Но голос ее дрожал, и легко было догадаться, что Лукас ей не поверит.
— Кто… кто обидел тебя, Эди? — тихо спросил он.
— Никто.
Но он не сводил с нее пристальных глаз.
— В ту ночь, когда ты отвезла меня домой, — проговорил он, пробуждая воспоминания, которые Эди хотела бы навсегда похоронить, — я сказал тебе, что ищу кое-кого. И ты ответила, что тоже кого-то ищешь.
— Я как раз сказала, что никого не ищу! — быстро проговорила Эди.
— А я не поверил, — ответил Лукас. — Не поверил тогда — и не верю сейчас.
Она не успела возразить — он заговорил снова:
— Ищешь того, кто тебя обидел? Хочешь отомстить? — Он мрачно усмехнулся:
— Кто бы мог подумать, что Эди-Солнышко умеет ненавидеть?

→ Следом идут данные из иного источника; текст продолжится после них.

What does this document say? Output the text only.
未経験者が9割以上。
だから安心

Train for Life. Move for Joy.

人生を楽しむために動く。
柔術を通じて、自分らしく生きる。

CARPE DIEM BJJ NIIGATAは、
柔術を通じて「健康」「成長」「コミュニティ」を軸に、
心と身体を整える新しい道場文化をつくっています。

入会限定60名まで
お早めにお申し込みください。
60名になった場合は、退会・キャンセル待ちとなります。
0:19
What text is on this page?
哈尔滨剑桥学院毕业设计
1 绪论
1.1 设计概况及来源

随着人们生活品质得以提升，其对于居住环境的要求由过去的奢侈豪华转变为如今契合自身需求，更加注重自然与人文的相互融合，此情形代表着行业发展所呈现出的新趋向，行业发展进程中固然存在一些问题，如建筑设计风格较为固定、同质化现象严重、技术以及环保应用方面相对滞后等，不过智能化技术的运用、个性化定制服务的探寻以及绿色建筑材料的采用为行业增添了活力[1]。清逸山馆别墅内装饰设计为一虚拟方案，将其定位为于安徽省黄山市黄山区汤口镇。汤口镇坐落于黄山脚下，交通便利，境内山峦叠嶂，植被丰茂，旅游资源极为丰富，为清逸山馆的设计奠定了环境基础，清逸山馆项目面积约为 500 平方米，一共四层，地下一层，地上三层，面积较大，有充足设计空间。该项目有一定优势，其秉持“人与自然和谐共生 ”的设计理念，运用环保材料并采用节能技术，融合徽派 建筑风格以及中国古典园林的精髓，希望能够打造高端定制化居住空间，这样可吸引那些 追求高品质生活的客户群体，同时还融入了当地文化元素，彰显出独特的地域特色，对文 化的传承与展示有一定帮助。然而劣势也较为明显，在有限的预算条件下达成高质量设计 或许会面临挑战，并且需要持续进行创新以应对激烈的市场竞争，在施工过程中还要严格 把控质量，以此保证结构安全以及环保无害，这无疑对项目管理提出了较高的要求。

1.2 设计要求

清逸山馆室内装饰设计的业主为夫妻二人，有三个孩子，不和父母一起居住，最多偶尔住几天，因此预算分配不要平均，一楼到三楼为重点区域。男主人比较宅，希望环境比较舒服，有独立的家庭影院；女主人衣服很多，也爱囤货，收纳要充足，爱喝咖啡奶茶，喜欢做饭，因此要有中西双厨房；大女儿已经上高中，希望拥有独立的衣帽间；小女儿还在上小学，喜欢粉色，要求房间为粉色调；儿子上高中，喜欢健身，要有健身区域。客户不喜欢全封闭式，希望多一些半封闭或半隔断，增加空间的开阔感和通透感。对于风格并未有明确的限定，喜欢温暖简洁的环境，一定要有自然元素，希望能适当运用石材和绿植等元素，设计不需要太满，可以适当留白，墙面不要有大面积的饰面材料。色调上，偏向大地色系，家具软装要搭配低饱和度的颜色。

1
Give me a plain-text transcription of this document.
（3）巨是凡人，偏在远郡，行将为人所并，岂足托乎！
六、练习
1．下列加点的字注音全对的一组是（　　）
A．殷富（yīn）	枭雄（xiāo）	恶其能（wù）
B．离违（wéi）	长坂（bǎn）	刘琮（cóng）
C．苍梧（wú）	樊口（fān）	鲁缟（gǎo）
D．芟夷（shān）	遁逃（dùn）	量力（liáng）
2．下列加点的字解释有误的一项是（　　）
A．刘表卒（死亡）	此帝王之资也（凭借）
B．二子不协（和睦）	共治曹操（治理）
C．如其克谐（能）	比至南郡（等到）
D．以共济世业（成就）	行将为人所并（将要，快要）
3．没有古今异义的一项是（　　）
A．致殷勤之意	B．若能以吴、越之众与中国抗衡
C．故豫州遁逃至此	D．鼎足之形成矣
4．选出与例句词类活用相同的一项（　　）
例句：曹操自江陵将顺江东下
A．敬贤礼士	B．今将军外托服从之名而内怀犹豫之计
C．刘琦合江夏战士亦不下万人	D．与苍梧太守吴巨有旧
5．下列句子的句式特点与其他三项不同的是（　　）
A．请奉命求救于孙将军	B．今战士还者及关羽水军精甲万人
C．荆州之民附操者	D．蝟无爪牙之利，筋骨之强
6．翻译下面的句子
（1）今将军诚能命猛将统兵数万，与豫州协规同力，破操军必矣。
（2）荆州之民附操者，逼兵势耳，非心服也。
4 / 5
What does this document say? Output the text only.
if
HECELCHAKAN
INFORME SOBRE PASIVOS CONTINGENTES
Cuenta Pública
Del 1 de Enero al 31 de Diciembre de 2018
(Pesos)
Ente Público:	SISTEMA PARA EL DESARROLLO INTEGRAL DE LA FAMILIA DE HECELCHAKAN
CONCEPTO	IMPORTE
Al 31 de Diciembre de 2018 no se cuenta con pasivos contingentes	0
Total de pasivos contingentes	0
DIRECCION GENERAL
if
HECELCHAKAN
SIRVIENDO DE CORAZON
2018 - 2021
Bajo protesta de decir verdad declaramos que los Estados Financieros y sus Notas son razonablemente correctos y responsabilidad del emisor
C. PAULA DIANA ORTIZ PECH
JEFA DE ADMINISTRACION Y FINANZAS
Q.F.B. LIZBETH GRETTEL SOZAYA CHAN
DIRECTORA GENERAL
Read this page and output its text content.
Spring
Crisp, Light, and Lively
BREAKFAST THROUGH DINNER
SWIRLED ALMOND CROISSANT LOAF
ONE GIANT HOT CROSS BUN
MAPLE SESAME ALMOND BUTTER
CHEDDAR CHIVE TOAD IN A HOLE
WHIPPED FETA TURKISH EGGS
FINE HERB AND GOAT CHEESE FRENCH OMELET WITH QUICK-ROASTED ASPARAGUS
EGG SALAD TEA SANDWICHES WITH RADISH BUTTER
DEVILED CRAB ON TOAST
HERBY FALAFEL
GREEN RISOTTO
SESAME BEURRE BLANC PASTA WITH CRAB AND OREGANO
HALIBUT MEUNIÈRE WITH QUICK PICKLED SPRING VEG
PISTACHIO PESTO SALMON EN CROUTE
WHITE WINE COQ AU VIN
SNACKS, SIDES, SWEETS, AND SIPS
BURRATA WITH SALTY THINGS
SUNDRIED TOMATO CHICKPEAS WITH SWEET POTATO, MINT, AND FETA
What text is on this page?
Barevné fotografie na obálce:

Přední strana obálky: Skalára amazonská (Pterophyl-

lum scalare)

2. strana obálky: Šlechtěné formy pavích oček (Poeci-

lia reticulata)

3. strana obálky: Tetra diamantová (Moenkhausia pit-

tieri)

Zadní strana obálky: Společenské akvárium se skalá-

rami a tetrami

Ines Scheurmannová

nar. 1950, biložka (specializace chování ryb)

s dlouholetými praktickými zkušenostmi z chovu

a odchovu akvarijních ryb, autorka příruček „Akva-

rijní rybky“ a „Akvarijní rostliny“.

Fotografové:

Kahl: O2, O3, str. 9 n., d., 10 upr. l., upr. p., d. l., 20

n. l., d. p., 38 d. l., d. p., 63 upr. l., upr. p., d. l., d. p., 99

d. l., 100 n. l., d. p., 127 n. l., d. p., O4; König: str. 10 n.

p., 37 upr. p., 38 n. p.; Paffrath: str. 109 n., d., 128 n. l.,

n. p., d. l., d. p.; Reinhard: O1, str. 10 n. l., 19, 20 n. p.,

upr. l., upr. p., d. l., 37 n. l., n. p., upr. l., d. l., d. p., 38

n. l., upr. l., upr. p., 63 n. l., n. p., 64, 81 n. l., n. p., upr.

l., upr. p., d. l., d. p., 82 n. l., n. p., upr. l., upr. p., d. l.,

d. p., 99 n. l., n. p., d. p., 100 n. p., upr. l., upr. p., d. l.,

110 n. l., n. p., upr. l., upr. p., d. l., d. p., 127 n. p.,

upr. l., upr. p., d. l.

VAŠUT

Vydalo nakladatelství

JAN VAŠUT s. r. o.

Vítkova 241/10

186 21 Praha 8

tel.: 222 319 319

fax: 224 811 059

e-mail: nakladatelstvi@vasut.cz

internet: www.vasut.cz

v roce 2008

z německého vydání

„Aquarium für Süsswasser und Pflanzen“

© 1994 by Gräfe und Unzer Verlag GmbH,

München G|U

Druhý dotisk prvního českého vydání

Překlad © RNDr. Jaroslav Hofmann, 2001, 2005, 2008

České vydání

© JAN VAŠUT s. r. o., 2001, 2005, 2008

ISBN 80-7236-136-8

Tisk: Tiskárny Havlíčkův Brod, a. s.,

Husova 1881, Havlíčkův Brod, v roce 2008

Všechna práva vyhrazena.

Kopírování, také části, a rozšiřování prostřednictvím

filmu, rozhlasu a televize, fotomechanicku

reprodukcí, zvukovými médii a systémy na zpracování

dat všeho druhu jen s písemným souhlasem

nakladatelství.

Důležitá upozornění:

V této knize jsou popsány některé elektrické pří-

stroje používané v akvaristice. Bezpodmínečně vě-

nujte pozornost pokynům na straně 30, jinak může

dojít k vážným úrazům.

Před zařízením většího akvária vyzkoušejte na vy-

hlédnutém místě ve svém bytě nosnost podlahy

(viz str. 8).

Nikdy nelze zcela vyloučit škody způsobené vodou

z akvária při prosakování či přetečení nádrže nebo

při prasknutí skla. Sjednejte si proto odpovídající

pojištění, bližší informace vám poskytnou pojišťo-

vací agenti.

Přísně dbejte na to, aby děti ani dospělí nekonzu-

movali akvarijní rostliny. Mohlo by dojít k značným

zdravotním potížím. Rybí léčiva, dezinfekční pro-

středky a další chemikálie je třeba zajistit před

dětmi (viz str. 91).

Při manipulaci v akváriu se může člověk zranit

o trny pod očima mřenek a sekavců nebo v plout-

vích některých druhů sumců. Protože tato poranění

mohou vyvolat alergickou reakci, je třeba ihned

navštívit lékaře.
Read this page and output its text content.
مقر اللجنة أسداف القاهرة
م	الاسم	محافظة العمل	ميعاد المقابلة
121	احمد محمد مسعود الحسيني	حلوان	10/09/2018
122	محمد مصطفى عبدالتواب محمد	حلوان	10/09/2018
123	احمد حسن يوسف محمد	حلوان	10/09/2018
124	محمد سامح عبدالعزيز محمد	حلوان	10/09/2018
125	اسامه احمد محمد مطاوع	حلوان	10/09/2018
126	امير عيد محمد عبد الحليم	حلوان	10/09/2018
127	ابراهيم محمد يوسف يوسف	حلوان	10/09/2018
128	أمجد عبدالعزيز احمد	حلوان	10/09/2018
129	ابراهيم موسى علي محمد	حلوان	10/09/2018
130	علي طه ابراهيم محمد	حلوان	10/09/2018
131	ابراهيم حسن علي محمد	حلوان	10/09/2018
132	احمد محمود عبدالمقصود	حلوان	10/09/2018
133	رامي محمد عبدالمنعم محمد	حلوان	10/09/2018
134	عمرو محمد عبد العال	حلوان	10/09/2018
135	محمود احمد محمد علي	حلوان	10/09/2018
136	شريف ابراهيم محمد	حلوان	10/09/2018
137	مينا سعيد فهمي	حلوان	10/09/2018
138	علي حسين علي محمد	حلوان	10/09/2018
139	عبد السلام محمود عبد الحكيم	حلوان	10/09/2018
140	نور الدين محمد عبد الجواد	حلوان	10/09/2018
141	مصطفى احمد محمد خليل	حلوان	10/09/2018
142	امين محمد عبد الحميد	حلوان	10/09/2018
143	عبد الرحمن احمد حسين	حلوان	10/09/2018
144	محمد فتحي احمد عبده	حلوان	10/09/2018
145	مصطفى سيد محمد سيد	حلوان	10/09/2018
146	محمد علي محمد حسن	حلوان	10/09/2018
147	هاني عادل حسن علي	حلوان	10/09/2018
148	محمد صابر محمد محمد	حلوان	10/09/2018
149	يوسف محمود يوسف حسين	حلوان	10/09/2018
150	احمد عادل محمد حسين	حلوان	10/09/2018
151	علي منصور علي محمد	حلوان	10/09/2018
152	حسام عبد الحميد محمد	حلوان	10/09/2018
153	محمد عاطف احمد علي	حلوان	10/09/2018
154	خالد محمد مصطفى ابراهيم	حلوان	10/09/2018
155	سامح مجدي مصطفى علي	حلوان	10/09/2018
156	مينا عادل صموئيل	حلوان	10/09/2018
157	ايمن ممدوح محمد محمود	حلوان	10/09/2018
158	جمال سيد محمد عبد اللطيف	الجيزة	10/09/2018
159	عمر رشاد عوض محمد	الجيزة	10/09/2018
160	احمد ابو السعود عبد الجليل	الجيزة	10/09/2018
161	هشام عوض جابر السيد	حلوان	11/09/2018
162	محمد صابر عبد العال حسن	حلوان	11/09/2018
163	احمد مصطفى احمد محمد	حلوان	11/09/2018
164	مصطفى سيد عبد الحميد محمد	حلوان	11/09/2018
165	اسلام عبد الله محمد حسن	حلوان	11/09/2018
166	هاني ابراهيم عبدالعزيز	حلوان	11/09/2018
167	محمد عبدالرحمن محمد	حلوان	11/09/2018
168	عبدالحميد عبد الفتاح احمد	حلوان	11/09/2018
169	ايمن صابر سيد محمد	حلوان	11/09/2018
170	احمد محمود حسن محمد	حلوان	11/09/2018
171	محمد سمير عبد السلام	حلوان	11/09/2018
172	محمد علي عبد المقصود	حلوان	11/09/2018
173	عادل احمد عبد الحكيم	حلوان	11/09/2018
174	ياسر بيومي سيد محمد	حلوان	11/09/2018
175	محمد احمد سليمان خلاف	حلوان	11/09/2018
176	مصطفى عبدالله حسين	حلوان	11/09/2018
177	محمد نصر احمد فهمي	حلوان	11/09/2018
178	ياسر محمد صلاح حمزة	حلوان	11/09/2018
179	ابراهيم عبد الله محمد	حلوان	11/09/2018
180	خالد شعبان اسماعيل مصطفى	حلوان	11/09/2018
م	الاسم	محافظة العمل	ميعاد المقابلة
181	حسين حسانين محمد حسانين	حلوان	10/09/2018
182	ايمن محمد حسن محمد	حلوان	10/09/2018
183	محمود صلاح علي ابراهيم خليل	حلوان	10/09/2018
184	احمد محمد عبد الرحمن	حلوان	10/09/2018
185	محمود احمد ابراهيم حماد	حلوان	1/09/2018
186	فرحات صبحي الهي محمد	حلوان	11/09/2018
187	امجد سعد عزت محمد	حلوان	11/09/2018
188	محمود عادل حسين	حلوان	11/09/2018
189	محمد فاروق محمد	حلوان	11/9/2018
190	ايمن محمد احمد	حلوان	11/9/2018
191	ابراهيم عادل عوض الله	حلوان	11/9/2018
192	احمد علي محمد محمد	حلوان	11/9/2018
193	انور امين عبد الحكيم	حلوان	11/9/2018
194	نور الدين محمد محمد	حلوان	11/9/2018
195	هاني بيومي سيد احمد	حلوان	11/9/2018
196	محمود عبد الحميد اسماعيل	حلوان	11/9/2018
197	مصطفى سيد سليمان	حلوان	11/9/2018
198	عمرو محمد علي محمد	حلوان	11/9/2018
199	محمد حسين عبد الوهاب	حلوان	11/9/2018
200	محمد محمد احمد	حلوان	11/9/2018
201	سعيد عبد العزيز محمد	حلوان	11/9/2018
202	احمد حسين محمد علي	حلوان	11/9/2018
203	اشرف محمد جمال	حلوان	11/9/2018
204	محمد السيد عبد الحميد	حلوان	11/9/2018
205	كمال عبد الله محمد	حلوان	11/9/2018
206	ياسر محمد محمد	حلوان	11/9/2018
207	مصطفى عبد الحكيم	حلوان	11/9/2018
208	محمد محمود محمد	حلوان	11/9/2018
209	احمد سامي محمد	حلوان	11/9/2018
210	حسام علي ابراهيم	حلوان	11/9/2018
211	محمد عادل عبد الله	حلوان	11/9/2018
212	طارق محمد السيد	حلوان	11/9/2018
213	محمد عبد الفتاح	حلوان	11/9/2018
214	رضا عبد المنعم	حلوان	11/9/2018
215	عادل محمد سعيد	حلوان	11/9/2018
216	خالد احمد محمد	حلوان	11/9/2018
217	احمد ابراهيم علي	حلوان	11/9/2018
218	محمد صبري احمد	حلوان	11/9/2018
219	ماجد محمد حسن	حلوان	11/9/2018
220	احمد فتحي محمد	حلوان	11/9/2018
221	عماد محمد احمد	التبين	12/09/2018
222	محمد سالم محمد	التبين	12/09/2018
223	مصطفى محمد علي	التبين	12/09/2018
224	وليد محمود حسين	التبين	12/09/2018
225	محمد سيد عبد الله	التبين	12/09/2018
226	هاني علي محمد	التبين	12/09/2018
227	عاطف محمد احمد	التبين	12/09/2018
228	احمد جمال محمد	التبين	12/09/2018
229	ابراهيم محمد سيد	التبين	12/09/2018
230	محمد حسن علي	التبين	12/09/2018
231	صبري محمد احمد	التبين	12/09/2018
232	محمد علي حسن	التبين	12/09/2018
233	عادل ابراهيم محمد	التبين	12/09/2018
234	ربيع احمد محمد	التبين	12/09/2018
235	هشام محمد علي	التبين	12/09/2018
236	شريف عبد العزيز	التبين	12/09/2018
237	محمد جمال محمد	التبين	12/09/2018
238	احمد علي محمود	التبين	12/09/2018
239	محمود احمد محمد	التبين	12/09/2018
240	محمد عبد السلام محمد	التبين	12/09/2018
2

Надо немедленно переменить тему, сказала себе Эди. Свести разговор на что-нибудь простенькое, обыденное. Незачем ему знать, кого и зачем ищет Эди Малхолланд.
Но вместо этого сказала:
— Нет, я не ищу мести. — И словно в пропасть кинулась:
— Я ищу свою мать. Родную мать.
Улыбка стерлась с его губ, но лицо оставалось бесстрастным.
— Я не знал, что ты — приемная дочь.
Она кивнула.
— Меня удочерили во младенчестве. Приемные родители давно умерли.
«И, надеюсь, горят в аду», — мысленно добавила она, как добавляла всегда, когда приходилось вспоминать об этих подонках
— Мне всегда хотелось узнать, кто моя родная мать, почему она от меня отказалась, откуда я родом, какая у меня наследственность — на случай, если… — Почувствовав, что голос дрожит, она умолкла на полуслове, кашлянула и закончила уже почти спокойно:
— В общем, хочу узнать, кто я и откуда.
Лукас кивнул.
— Значит, ты не из Чикаго?
— Мои приемные родители жили в Кентукки. Сначала в Хопкинсвилле, потом в Нейпервилле.
— Тогда, скорее всего, ты и родилась в Кентукки, — спокойно заметил Лукас. — Вот я и разрешил твою загадку. Можешь спать спокойно.
Эди хмыкнула:
— Благодарю за помощь, но мне хотелось бы знать о себе что-нибудь помимо места рождения.
— Зачем?
— Да так, знаешь, любопытство одолевает. — Она подняла на него глаза:
— А ты сам откуда?
Секунду поколебавшись, он ответил коротко:
— Из Висконсина.
— И все? «Из Висконсина» — и только? Ни города, ни дома, ни семьи — ничего?
— Ничего, — глухо ответил Лукас.
— Совсем ничего?
— Ничего такого, о чем стоит говорить.
«С чего бы это?» — удивилась она. Выходит, не такой уж он счастливчик, как ей представлялось?
— Несчастливое детство? — осторожно спросила она.
Губы его скривились:
— Нечто вроде этого.
— Понимаю, — кивнула она.
— Едва ли.
Но Эди не собиралась откровенничать в ответ. Не потому, что для признаний обстановка не самая подходящая. Не потому, что терпеть не может ныть и жаловаться. Не потому, что никогда и никому об этом не рассказывала. А просто потому, что в игре «Кто тут самый несчастный?» она безусловно выиграет. И пробовать не стоит.